A ten day prepping programme is undertaken to produce a match pitch. Stephen expects to get at least five games from each strip. Early wickets are renovated for re-use at the end of season.
The artificial pitch is brushed on a regular basis to keep it clean and ensure the infill material remains level. A contractor comes in annually to professionally vacuum deep clean the strip and the synthetic pitch.
The site close to six hundred mature trees, including several superb veteran oaks. "We carried out a survey recently, to ensure that they do not pose a risk to the public's safety. This culminated in some thinning, crowning and dead-wooding which will also help to ensure they remain healthy."
"We've got a long boundary hedge which we now flail, and an inside hedge which was laid using traditional methods, to provide more habitat for wildlife and to put some strength back into it. It's a lengthy but satisfying process. We also collect all the leaf litter with the Amazone and turn it into compost on site."
The site also includes a large pond where rare great crested newts live alongside the students and, for which, we are seeking SINC status.
The main campus is situated adjacent to the cathedral and includes a conservation area and many protected trees. Including student residences, it currently covers over thirty-five acres, but this will increase over the next ten years.
"There are a number of ornamental lawns, herbaceous and shrub mixed borders and small amount of formal bedding schemes," says Stephen. "And, there are also two pools, one ornamental with lily pads and goldfish, and the other set aside for wildlife within a managed environmental area."
"We are also responsible for a number of summer flower bedding schemes, including the maintenance of thirty hanging baskets in the central area of campus."
"Last autumn we planted over 45,000 spring bulbs as part of the ongoing programme of improvement. These included daffodils, narcissi, crocus, winter aconite, anemone and snowdrops." By the time this edition of the magazine is published, Stephen will have seen the fruits of their endeavours in all their glory.
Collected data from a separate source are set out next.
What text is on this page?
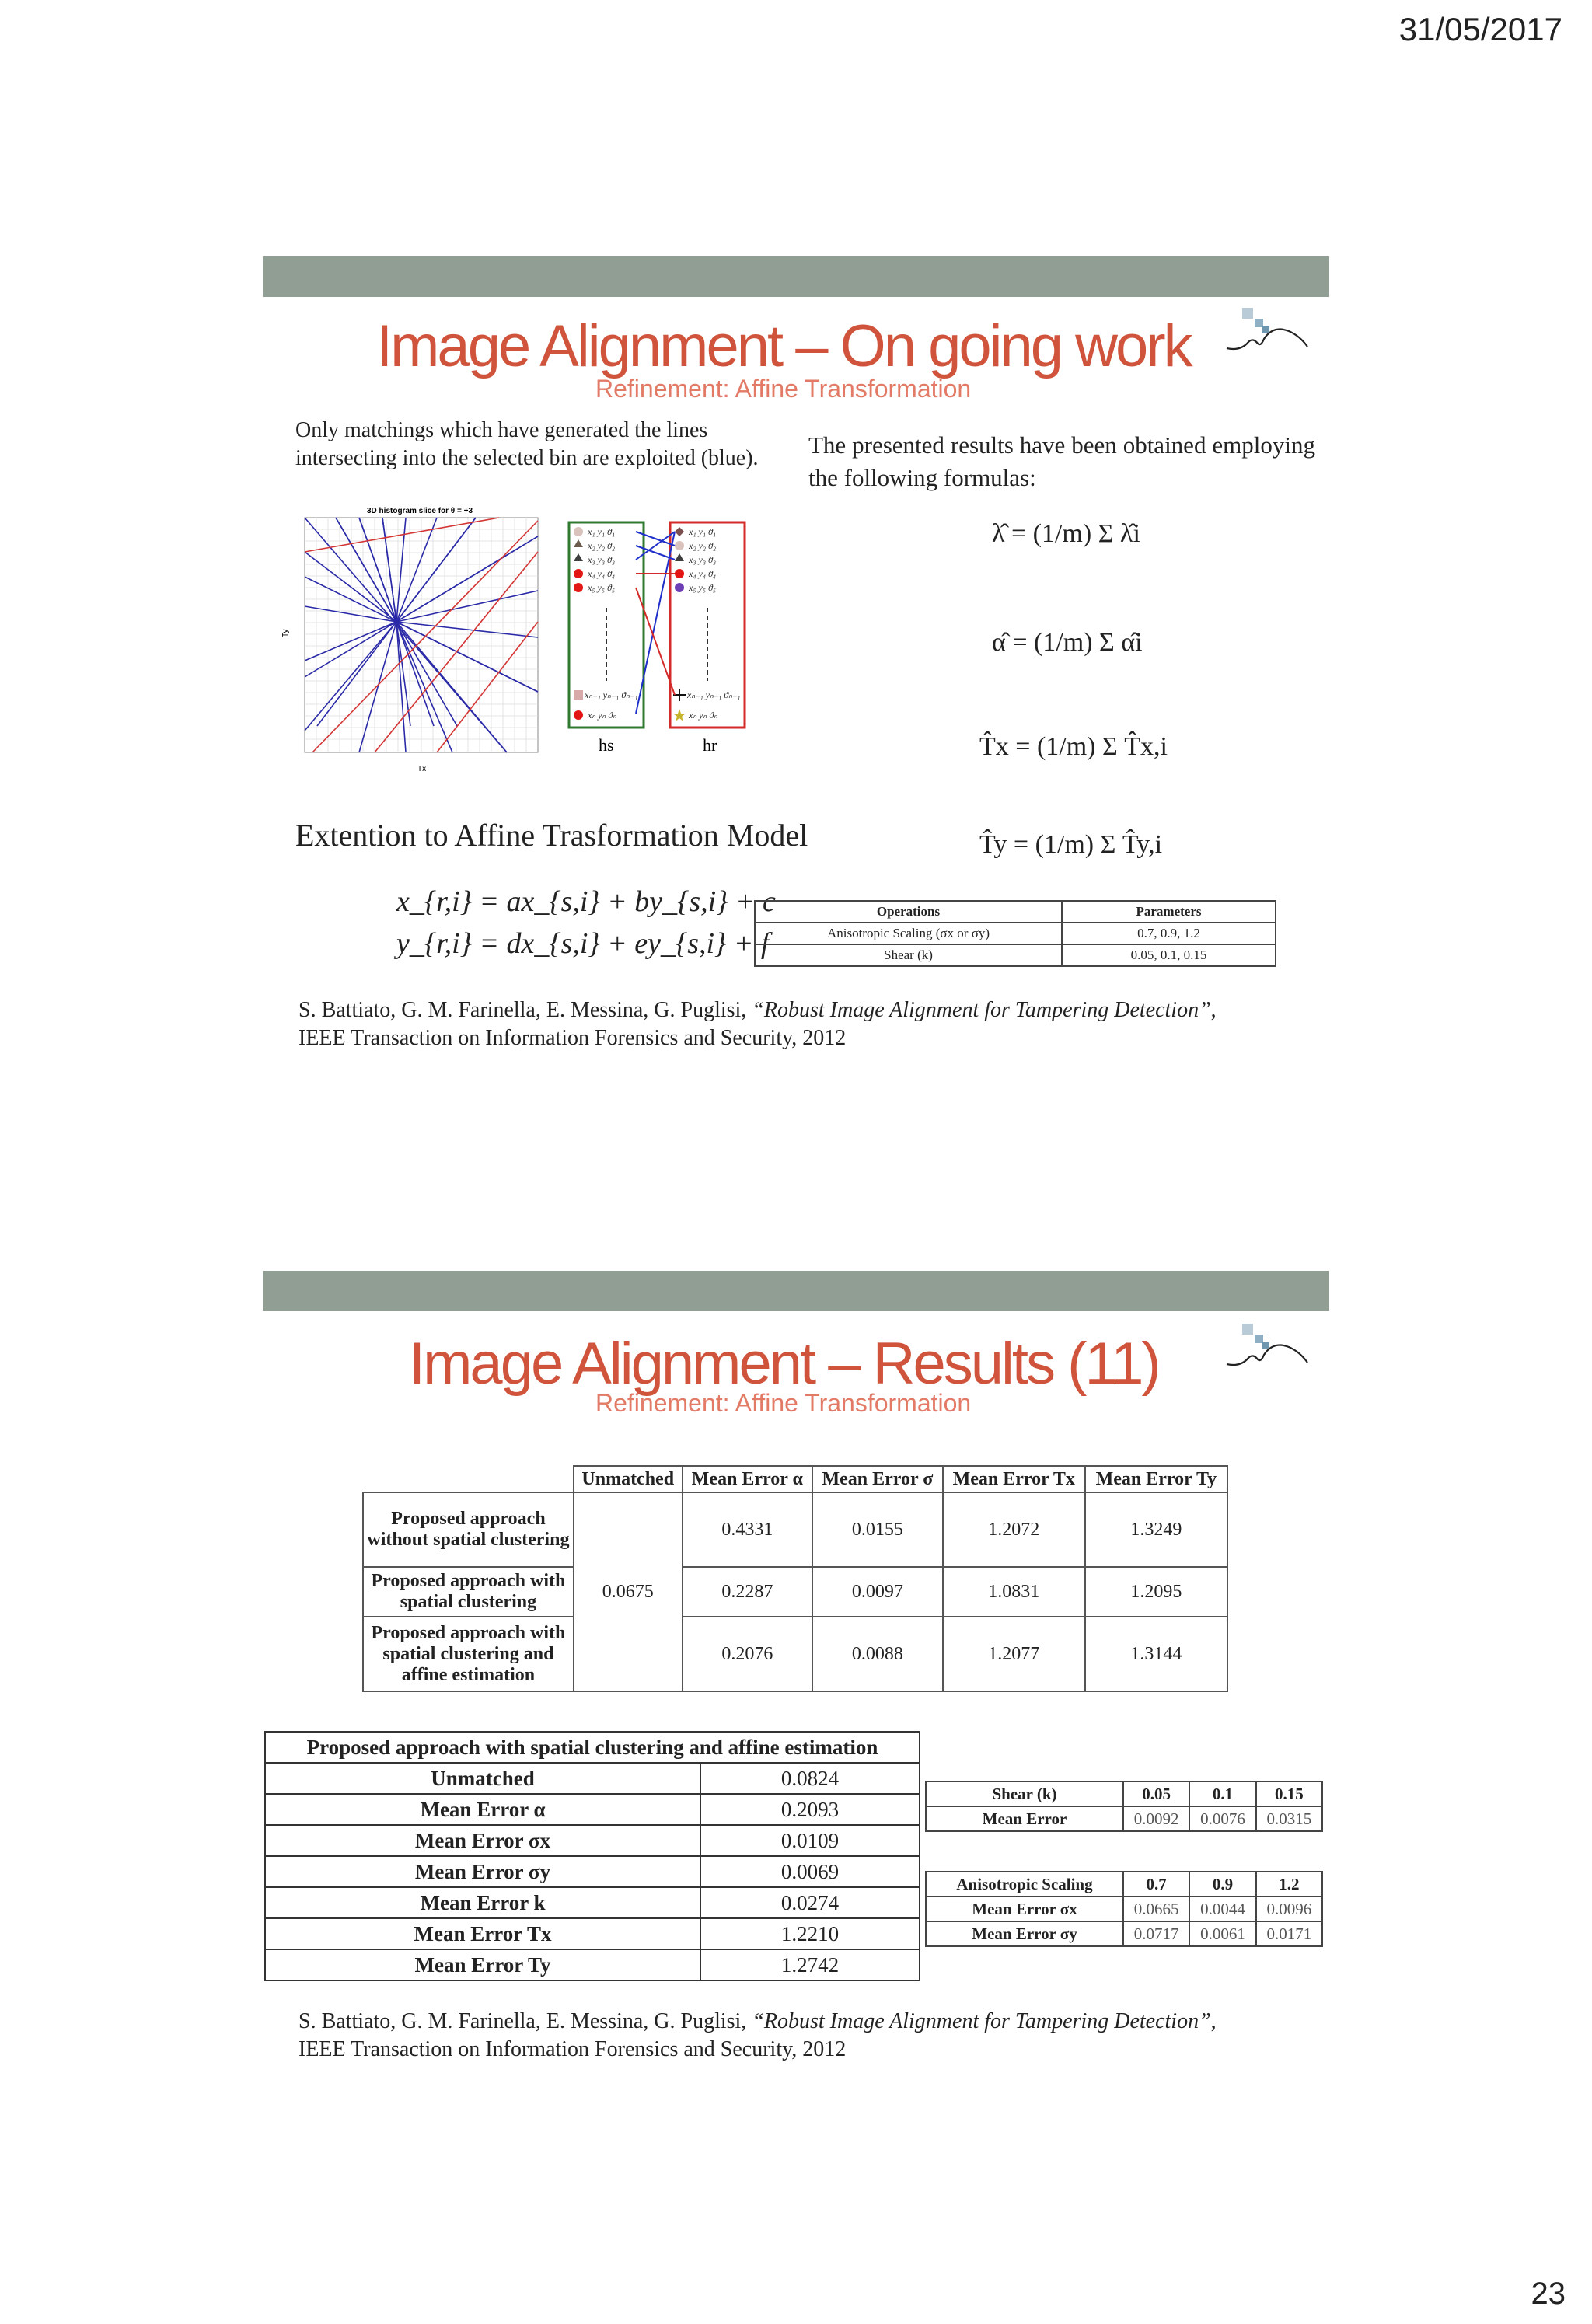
31/05/2017
Image Alignment – On going work
Refinement: Affine Transformation
Only matchings which have generated the lines intersecting into the selected bin are exploited (blue). The presented results have been obtained employing the following formulas:
3D histogram slice for θ = +3
Tx
Ty
x₁ y₁ ϑ₁
x₂ y₂ ϑ₂
x₃ y₃ ϑ₃
x₄ y₄ ϑ₄
x₅ y₅ ϑ₅
xₙ₋₁ yₙ₋₁ ϑₙ₋₁
xₙ yₙ ϑₙ
x₁ y₁ ϑ₁
x₂ y₂ ϑ₂
x₃ y₃ ϑ₃
x₄ y₄ ϑ₄
x₅ y₅ ϑ₅
xₙ₋₁ yₙ₋₁ ϑₙ₋₁
xₙ yₙ ϑₙ
hs	hr
λ̂ = (1/m) Σ λ̂i
α̂ = (1/m) Σ α̂i
T̂x = (1/m) Σ T̂x,i
T̂y = (1/m) Σ T̂y,i
Extention to Affine Trasformation Model
x_{r,i} = ax_{s,i} + by_{s,i} + c
y_{r,i} = dx_{s,i} + ey_{s,i} + f
Operations	Parameters
Anisotropic Scaling (σx or σy)	0.7, 0.9, 1.2
Shear (k)	0.05, 0.1, 0.15
S. Battiato, G. M. Farinella, E. Messina, G. Puglisi, “Robust Image Alignment for Tampering Detection”,
IEEE Transaction on Information Forensics and Security, 2012
Image Alignment – Results (11)
Refinement: Affine Transformation
	Unmatched	Mean Error α	Mean Error σ	Mean Error Tx	Mean Error Ty
Proposed approach without spatial clustering	0.0675	0.4331	0.0155	1.2072	1.3249
Proposed approach with spatial clustering		0.2287	0.0097	1.0831	1.2095
Proposed approach with spatial clustering and affine estimation		0.2076	0.0088	1.2077	1.3144
Proposed approach with spatial clustering and affine estimation	
Unmatched	0.0824
Mean Error α	0.2093
Mean Error σx	0.0109
Mean Error σy	0.0069
Mean Error k	0.0274
Mean Error Tx	1.2210
Mean Error Ty	1.2742
Shear (k)	0.05	0.1	0.15
Mean Error	0.0092	0.0076	0.0315
Anisotropic Scaling	0.7	0.9	1.2
Mean Error σx	0.0665	0.0044	0.0096
Mean Error σy	0.0717	0.0061	0.0171
S. Battiato, G. M. Farinella, E. Messina, G. Puglisi, “Robust Image Alignment for Tampering Detection”,
IEEE Transaction on Information Forensics and Security, 2012
23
"The winter works programme included the selective removal of old planted areas and the installation of the newly designed schemes. We undertook all the redesigns ourselves."
"Large banked areas were also renovated this winter, and planted with a selection of trees picked for their autumn colour. These were underplanted with bulbs."
"We use a Kubota G21 high lift mower to collect all the leaves which are then composted and returned during winter planting works."
"There will be a number of new grounds and gardens to attend to once the new buildings have been constructed. These will house the engineering and computing departments and the student enterprise building. Although we have not been involved in the initial designs we have ensured, at an early stage, that the designs are practical and sustainable for us to manage before they move from paper to ground! We will be adding them to our maintenance schedule within the next four years.""
Because of this extra work Stephen and the team are looking to recruit an apprentice to join them later this year. "Loss of skills is something we all feel strongly about and want to help address." say Stephen and Phil.
Stephen has a very dedicated team who are keen to promote the skills of groundsmanship and gardening.
As for other interesting initiatives, Phil Osborne has a strong interest in wildlife and has been installing a number of bird boxes in and around the campus, which has been successful in getting many birds to take up residence.
Stephen has a very dedicated team who are keen to promote the skills of groundsmanship and gardening. From my own personal experience of having three daughters choosing which university to attend, the quality of the grounds, ambience and setting (not forgetting social activities - Ed) goes a long way to influencing the student's final decision.